Is the Bingham Canyon copper mine landslide the most expensive single mass movement in history?

Posted by Dave Petley

Further news is emerging about the landslide at Bingham Canyon copper mine last week.  The transparency of all involved is impressive to behold, and is a remarkable contrast to the much more costly in human terms landslide at the Jiama mine in Tibet.  I thoroughly recommend that you visit the Kennecott Utah Copper flickr site, which has some wonderful images of the landslide.  I cannot post them here, but do take a look.

In landslide terms this event was a major success, with one substantial caveat, in that detailed monitoring allowed the event to be predicted, which meant that the mining operations were stopped and the mine was evacuated prior to the event.  The mine was using slope deformation radar systems provided by the Italian Company IDS, which can detect movement in the walls of the mine.  Interpretation of the movement patterns can be used to forecast and even predict a failure event – indeed this is an area that our research group at Durham has worked upon in some depth.  The caveat of course is that the size and travel distance of the landslide does not seem to have been anticipated.  Indeed Rio Tinto released a market report that said:

The size of the slide was significant,” the company said in an emailed statement. “We don’t have information yet regarding the magnitude or impact. We do know that the flow into the pit extended beyond the scenarios we forecasted, having a greater impact on equipment.

I suspect that we need to undertake more research on the ways that we can extract this sort of information from these datasets – my colleagues and I have also been working on this.  It would be fascinating to back analyse the dataset from this event to see if we can develop better techniques.  I suspect that if we transfer the techniques we have been developing in New Zealand and Italy to this setting and data type we might be able do this better.

Meanwhile, the implications of this event are becoming apparent.  Locally the mine is continuing to produce copper through stockpiled resources (they are reported to have 20 days worth of resources), but the Wall Street Journal is reporting that the mine is asking its workers to take leave.  As the images below show, the landslide has caused the loss of a large part of the wall of the pit, filled the mine floor, destroyed buildings and the haul road, and buried equipment.  Mining cannot be restarted until the haul road is rebuilt (in itself this is not trivial), and the above article suggests that it will take months rather than weeks to restart production.  A key issue will be the stability of the material left on the slipped slope – if further movement occurs then restarting mining will be difficult until it has been stabilised.

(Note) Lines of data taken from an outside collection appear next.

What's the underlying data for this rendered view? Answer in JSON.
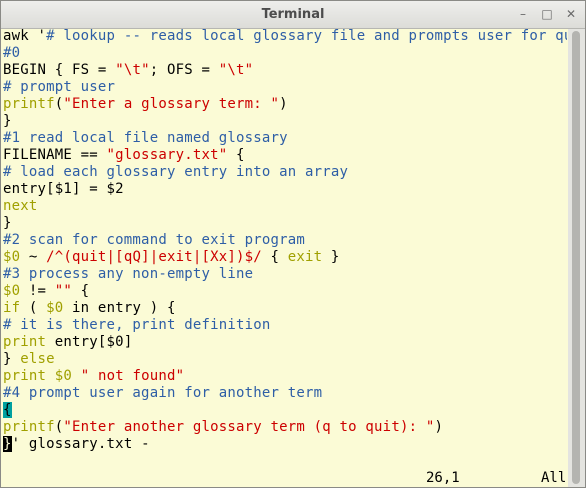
{
  "window": {
    "title": "Terminal"
  },
  "controls": {
    "minimize": "–",
    "maximize": "□",
    "close": "✕"
  },
  "icons": {
    "minimize": "minimize-icon",
    "maximize": "maximize-icon",
    "close": "close-icon"
  },
  "colors": {
    "background": "#fbfbd6",
    "comment": "#2e5ea6",
    "string": "#cc0000",
    "keyword": "#a0a000",
    "cursor": "#00a0a0"
  },
  "lines": [
    [
      {
        "t": "awk '"
      },
      {
        "t": "# lookup -- reads local glossary file and prompts user for query",
        "c": "c"
      }
    ],
    [
      {
        "t": "#0",
        "c": "c"
      }
    ],
    [
      {
        "t": "BEGIN { FS = "
      },
      {
        "t": "\"\\t\"",
        "c": "s"
      },
      {
        "t": "; OFS = "
      },
      {
        "t": "\"\\t\"",
        "c": "s"
      }
    ],
    [
      {
        "t": "# prompt user",
        "c": "c"
      }
    ],
    [
      {
        "t": "printf",
        "c": "k"
      },
      {
        "t": "("
      },
      {
        "t": "\"Enter a glossary term: \"",
        "c": "s"
      },
      {
        "t": ")"
      }
    ],
    [
      {
        "t": "}"
      }
    ],
    [
      {
        "t": "#1 read local file named glossary",
        "c": "c"
      }
    ],
    [
      {
        "t": "FILENAME == "
      },
      {
        "t": "\"glossary.txt\"",
        "c": "s"
      },
      {
        "t": " {"
      }
    ],
    [
      {
        "t": "# load each glossary entry into an array",
        "c": "c"
      }
    ],
    [
      {
        "t": "entry[$1] = $2"
      }
    ],
    [
      {
        "t": "next",
        "c": "k"
      }
    ],
    [
      {
        "t": "}"
      }
    ],
    [
      {
        "t": "#2 scan for command to exit program",
        "c": "c"
      }
    ],
    [
      {
        "t": "$0",
        "c": "k"
      },
      {
        "t": " ~ "
      },
      {
        "t": "/^(quit|[qQ]|exit|[Xx])$/",
        "c": "s"
      },
      {
        "t": " { "
      },
      {
        "t": "exit",
        "c": "k"
      },
      {
        "t": " }"
      }
    ],
    [
      {
        "t": "#3 process any non-empty line",
        "c": "c"
      }
    ],
    [
      {
        "t": "$0",
        "c": "k"
      },
      {
        "t": " != "
      },
      {
        "t": "\"\"",
        "c": "s"
      },
      {
        "t": " {"
      }
    ],
    [
      {
        "t": "if",
        "c": "k"
      },
      {
        "t": " ( "
      },
      {
        "t": "$0",
        "c": "k"
      },
      {
        "t": " in entry ) {"
      }
    ],
    [
      {
        "t": "# it is there, print definition",
        "c": "c"
      }
    ],
    [
      {
        "t": "print",
        "c": "k"
      },
      {
        "t": " entry[$0]"
      }
    ],
    [
      {
        "t": "} "
      },
      {
        "t": "else",
        "c": "k"
      }
    ],
    [
      {
        "t": "print",
        "c": "k"
      },
      {
        "t": " "
      },
      {
        "t": "$0",
        "c": "k"
      },
      {
        "t": " "
      },
      {
        "t": "\" not found\"",
        "c": "s"
      }
    ],
    [
      {
        "t": "#4 prompt user again for another term",
        "c": "c"
      }
    ],
    [
      {
        "t": "{",
        "c": "cur-teal"
      }
    ],
    [
      {
        "t": "printf",
        "c": "k"
      },
      {
        "t": "("
      },
      {
        "t": "\"Enter another glossary term (q to quit): \"",
        "c": "s"
      },
      {
        "t": ")"
      }
    ],
    [
      {
        "t": "}",
        "c": "cur-black"
      },
      {
        "t": "' glossary.txt -"
      }
    ]
  ],
  "status": {
    "position": "26,1",
    "scroll": "All"
  }
}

The costs of the landslide are interesting.  The mine produces 17% of copper in the US and 1% worldwide.  One estimate has suggested that the landslide might cost Rio Tinto $1 billion, which would I think make it the most expensive landslide of all time.   The Wall Street Journal has an estimate that is hard to read:

Commonwealth Bank said Monday that assuming the Bingham Canyon mine isn’t operational for the rest of the year, the mine likely would report a loss of US$79 million. The bank had previously expected the mine to earn US$701 million this year, about 6% of Rio Tinto’s total earnings.

My interpretation of this is a loss of $770 million, slightly lower but still a huge sum of money. There are also some concerns that the event might cause an increase in global copper prices, but so far this does not seem to have occurred.

I am sure that more information will emerge in the next few days – I will post again if this is the case.